Através de uma nota oficial, o clube cita um relatório feito pela ONG Internacional Transgender Europe (TGEU), que mostra que o Brasil é o país que mais mata travestis e pessoas trans no mundo. Ainda de acordo com a nota, a Bahia é o terceiro estado em mortes violentas de pessoas LGBT (levantamento do Grupo Gay da Bahia).

"O futebol amplia a sua razão de existir quando cumpre o papel de geração de bem-estar e transformação da sociedade. O futebol une pessoas, reconcilia conflitos e promove igualdade. Diante do nosso time, assim como deveria ser na vida, todos somos iguais. Por outro lado, também se revela como reflexo da sociedade ao se ser, lamentável e paradoxalmente, um ambiente de reprodução de homofobia, machismo, racismo, transfobia e outra muitas formas de preconceito", diz parte da nota.

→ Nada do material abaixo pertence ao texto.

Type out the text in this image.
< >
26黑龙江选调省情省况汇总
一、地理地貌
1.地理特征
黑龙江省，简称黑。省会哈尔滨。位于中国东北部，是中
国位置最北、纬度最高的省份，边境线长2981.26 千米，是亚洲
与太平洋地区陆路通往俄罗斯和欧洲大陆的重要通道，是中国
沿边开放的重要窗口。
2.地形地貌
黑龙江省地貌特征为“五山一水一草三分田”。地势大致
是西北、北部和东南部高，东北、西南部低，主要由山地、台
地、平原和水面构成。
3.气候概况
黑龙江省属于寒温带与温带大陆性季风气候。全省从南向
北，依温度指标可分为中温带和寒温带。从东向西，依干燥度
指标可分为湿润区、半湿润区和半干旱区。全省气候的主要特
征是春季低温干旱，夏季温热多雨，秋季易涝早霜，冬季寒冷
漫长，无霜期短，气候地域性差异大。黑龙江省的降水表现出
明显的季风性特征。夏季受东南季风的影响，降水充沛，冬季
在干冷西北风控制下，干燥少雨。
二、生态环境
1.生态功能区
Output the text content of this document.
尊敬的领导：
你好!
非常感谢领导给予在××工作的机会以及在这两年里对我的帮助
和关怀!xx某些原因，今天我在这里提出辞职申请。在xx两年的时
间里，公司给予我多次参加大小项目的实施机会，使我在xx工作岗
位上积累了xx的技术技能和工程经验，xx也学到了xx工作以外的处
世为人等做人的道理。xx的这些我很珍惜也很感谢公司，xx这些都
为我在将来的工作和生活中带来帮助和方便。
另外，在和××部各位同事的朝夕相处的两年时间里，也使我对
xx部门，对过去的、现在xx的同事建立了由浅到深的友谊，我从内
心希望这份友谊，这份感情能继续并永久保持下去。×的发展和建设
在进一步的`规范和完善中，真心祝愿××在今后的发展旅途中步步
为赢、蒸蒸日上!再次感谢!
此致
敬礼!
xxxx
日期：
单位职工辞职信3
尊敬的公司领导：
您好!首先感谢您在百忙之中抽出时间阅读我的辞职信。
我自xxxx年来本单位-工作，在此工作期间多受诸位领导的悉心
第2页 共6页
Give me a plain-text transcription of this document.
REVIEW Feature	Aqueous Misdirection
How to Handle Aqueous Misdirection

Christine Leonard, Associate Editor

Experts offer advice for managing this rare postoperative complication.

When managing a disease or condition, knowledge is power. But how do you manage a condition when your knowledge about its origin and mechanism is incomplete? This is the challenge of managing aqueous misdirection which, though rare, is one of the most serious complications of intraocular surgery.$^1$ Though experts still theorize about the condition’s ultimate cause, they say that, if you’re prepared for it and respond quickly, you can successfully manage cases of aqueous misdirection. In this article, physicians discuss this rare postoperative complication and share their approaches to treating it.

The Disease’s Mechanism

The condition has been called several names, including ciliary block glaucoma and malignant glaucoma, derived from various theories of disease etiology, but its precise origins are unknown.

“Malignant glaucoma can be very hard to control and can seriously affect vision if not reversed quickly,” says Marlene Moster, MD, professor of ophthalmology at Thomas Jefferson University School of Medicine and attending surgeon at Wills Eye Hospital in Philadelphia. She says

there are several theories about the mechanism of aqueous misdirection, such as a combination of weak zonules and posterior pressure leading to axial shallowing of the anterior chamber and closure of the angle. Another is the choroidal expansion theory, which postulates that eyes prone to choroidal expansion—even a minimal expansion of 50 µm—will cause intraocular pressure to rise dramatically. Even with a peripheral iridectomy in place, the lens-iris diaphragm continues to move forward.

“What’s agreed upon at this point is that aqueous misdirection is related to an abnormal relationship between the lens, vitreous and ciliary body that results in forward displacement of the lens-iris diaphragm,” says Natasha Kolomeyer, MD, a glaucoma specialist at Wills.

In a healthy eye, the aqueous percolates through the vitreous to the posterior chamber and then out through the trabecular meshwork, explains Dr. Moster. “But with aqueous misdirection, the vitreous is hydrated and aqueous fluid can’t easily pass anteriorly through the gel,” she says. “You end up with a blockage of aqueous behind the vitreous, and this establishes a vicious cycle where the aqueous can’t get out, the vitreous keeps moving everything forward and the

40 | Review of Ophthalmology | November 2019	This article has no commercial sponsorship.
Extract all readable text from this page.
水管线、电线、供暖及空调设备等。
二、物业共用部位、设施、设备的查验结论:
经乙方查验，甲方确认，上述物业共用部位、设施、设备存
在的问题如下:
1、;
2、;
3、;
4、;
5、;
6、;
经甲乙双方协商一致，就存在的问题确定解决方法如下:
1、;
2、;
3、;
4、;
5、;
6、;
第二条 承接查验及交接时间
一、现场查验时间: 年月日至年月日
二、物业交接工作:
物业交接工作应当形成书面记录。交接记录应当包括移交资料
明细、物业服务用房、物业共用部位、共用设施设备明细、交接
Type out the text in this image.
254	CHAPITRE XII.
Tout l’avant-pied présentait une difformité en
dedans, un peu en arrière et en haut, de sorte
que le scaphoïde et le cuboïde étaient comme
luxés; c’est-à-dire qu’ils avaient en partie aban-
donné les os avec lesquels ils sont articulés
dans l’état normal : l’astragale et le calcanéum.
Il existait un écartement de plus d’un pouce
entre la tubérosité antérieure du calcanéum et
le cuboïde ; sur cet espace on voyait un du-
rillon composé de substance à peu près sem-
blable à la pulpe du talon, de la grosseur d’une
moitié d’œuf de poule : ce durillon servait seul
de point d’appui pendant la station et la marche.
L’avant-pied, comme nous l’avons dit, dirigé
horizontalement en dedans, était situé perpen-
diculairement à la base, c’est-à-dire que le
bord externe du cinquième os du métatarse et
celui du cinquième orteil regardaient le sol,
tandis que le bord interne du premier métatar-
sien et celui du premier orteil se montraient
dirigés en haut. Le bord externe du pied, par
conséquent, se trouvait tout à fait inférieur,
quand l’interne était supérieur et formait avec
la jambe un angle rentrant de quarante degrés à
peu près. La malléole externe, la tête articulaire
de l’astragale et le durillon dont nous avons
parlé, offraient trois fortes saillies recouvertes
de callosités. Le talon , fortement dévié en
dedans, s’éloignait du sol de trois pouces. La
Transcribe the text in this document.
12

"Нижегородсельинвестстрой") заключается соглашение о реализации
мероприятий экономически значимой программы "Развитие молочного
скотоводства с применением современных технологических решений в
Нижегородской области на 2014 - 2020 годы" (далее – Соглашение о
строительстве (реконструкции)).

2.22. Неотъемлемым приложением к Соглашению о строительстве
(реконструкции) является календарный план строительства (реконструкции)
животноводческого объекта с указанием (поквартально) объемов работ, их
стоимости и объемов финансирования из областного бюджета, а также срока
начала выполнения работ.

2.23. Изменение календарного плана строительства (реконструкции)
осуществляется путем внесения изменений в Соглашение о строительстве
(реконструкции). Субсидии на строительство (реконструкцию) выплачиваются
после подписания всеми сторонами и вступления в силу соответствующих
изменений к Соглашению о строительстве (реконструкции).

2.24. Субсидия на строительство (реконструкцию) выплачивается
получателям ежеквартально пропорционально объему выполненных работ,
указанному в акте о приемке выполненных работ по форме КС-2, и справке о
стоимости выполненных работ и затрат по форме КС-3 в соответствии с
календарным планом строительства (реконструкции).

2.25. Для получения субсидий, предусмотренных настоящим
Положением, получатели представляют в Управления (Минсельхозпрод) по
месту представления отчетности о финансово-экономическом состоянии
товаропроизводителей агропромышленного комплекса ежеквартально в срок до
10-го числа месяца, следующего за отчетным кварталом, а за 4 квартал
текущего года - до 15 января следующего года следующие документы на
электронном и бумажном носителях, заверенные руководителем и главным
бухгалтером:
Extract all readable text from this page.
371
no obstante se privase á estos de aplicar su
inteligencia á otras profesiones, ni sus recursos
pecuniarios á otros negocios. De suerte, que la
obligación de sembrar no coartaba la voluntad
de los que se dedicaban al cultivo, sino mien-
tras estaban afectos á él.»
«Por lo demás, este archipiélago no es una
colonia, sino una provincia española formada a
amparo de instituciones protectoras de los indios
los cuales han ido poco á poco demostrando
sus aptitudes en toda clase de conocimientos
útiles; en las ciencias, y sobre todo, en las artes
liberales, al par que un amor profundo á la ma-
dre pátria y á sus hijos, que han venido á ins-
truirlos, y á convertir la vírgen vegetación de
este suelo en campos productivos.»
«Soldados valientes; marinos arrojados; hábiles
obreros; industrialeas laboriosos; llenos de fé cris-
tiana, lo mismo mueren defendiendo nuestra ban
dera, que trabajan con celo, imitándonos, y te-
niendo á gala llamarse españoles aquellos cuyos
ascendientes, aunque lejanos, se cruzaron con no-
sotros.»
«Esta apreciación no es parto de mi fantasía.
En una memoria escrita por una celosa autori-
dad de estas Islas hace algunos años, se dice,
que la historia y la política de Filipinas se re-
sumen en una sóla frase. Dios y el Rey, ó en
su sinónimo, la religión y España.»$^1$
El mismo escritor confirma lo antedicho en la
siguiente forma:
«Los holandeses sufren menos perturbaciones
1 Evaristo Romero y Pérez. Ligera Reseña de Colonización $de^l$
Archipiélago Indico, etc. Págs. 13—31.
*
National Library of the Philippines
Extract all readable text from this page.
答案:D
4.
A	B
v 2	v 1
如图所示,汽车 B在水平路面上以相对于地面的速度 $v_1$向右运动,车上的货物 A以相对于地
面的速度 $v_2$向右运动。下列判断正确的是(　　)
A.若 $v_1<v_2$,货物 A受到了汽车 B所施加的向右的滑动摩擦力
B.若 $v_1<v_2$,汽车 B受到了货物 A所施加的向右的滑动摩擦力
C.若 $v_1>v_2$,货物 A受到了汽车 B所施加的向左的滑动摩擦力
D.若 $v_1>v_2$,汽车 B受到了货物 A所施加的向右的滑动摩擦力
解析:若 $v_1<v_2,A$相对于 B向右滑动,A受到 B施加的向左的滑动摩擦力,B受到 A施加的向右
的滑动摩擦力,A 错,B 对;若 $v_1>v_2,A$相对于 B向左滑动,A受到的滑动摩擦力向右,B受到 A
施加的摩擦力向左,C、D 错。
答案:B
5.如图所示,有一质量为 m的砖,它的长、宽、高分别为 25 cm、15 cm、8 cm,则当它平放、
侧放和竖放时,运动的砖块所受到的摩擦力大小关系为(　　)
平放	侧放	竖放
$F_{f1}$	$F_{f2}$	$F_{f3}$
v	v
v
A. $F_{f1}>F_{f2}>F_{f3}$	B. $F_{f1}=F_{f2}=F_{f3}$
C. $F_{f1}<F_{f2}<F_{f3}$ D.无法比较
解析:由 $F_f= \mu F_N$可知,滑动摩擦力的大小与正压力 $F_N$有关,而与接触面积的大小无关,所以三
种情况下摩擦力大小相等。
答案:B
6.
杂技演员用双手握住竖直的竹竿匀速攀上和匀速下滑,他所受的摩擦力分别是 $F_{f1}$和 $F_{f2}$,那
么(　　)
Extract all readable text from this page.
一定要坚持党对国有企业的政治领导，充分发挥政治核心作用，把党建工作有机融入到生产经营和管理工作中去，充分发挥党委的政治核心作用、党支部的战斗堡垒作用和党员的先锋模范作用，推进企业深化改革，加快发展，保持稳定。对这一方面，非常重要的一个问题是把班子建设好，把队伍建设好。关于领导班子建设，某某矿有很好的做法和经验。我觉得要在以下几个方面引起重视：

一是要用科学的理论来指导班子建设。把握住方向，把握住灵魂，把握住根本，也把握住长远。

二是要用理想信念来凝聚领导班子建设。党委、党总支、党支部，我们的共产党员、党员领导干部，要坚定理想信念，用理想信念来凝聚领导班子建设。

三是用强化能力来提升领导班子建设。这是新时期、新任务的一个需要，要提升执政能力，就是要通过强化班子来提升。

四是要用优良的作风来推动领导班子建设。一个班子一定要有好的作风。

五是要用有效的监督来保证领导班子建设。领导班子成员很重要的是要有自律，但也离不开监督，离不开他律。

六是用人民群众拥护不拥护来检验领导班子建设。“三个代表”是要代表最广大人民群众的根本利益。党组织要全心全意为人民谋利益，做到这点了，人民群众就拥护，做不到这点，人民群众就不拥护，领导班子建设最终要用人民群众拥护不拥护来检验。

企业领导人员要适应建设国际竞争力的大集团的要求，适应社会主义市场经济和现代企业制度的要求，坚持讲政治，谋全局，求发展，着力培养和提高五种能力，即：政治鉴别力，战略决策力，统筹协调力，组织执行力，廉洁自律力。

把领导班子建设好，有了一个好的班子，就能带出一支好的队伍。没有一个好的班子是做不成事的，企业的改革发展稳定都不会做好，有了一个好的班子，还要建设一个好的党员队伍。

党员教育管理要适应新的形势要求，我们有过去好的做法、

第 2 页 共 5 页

"Mudanças no futebol refletem na sociedade. Mudanças na sociedade refletem no futebol. Futebol e sociedade, portanto, são uma só coisa", completa o Bahia.

O dia 29 de janeiro passou a ser conhecido como Dia da Visibilidade Trans por causa de acontecimentos em 2004. Na oportunidade, 27 travestis, mulheres transexuais e homens transexuais entraram no Congresso Nacional para lançar a campanha "Travesti e Respeito".

Confira a nota na íntegra:

O Brasil é o país que mais mata travestis e pessoas trans no mundo, de acordo com o relatório da ONG Internacional Transgender Europe (TGEU). O número de assassinatos é três vezes maior que o do segundo colocado na pesquisa, o México.

As pessoas que sobrevivem a esse massacre convivem diariamente com diversas formas de opressão, seja no ambiente familiar, nas ruas, nas escolas, nas faculdades, nas redes sociais ou no ambiente de trabalho – quando raramente conseguem acesso ao emprego.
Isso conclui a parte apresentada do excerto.